"Le plus intéressant et le plus fascinant personnage que le monde du renseignement ait produit, est une légende vivante"
Il est vrai que James Angleton n'a rien à envier à 007, Sydney Bristow ou autre Jason Bourne. Et même mieux : lui, a vécu dans le monde sclérosé du renseignement de l'espionnage
pour de vrai ! De Naples à Washington, de son combat contre les espions soviétiques à ses missions au sein de l'OSS pendant la Seconde Guerre Mondiale, l'ancien étudiant en littérature a fait du chemin. Et c'est précisément ce chemin que nous propose de suivre Gérald Arboit, historien membre du CNRS, celui d'un homme mystérieux et complexe, au coeur de la Guerre Froide.
Ne vous méprenez pas :
James Angleton, le contre-espion de la CIA n'est pas un roman d'espionnage, un livre à suspens ou encore moins une chronique fabulée, mais bien plus un portrait rigoureux de la figure historique du renseignement qu'était Angleton, une biographie qui se noie dans ses dates et ses détails, au risque parfois de tomber des mains. Va-et-vient entre différentes époques, prolifération de noms ("tiens, c'est qui lui ? j'en ai déjà entendu parler, non ?") et de faits historiques ont vite raison de notre attention. On serait plus proche d'une série de dépêches AFP sur la vie de Sir Angleton que d'une véritable plongée par les tripes dans cet univers pourtant passionnant.
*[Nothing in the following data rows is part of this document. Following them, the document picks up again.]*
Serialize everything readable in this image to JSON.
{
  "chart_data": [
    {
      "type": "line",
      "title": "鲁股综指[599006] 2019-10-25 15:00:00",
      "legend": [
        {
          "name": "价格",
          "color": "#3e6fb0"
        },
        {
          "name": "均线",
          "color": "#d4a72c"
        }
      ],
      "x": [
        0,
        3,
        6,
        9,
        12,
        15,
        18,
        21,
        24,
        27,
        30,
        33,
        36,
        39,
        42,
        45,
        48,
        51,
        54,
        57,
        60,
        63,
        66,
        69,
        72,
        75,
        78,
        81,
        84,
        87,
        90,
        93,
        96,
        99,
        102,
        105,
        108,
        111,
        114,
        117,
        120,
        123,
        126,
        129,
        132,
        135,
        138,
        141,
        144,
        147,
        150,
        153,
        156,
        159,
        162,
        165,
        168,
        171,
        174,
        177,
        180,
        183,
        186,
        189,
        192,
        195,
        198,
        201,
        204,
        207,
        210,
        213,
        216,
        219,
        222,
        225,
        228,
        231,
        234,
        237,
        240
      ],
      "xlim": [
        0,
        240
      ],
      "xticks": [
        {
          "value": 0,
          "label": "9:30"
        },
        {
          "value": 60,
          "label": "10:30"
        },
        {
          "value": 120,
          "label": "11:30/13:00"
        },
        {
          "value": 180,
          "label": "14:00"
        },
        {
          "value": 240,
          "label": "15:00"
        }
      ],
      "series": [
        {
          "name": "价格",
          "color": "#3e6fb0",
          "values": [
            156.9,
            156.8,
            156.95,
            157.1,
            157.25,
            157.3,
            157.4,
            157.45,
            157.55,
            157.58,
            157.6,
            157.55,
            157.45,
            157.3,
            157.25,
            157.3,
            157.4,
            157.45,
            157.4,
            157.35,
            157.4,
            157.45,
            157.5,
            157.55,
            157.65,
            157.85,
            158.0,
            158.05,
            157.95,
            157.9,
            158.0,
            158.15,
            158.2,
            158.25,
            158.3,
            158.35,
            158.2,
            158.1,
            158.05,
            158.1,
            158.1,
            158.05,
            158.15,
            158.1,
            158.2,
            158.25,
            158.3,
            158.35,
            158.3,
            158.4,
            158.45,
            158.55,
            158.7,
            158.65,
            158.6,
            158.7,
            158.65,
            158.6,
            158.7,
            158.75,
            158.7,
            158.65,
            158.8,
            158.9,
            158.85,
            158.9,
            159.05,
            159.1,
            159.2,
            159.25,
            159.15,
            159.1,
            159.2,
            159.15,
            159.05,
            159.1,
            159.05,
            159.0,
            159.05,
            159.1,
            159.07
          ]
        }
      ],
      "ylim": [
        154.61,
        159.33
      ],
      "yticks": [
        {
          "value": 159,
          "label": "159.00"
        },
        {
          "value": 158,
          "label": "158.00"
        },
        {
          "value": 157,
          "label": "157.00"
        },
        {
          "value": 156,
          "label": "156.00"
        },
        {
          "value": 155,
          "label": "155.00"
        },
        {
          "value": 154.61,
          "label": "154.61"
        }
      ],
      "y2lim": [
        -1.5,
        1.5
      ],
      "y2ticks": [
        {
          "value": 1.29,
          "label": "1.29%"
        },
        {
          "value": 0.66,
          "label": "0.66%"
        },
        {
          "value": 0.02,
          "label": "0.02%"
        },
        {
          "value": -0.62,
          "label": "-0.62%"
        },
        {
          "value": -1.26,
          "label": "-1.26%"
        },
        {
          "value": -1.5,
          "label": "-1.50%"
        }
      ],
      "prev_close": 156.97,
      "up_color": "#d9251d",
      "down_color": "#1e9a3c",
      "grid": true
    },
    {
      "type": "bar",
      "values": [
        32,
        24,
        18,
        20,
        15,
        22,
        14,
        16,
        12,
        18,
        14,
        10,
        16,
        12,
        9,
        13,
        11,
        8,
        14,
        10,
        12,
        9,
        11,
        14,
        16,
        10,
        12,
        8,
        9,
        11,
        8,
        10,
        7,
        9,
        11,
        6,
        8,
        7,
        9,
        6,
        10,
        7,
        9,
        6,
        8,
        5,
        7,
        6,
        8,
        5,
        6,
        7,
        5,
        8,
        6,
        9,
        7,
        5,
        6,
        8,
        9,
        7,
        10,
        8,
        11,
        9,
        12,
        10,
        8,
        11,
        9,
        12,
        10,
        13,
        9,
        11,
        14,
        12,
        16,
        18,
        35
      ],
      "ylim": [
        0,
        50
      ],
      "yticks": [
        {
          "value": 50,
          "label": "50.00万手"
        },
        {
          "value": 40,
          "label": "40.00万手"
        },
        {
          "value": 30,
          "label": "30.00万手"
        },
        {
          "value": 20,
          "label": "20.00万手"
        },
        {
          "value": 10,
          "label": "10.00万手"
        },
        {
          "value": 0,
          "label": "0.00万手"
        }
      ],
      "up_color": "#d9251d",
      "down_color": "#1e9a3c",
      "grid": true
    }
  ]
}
Il n'empêche, derrière cet alignement de faits et d'anecdotes se dégage, peu à peu, une figure tout à fait intéressante. Un homme ambigu, perdu entre ses envies personnelles et son passé familial, entre ses identités et ses intérêts. Un James Angleton profondément humain, sympathique et touchant. Un acharné du travail - au détriment de sa femme et ses enfants -, un patriote vagabond qui aura mis la vie de son pays avant la sienne. Bref, un homme devenu personnage, mythifié dans un ouvrage qui devient trésor pour une fiction sur grand écran. Tiens, d'ailleurs, c'est-y-pas mercredi que sort
Raisons D'état de
Robert De Niro ? D'après les premières impressions, il semblerait que le cinéaste ait réussi son coup. Longue vie à James Angleton !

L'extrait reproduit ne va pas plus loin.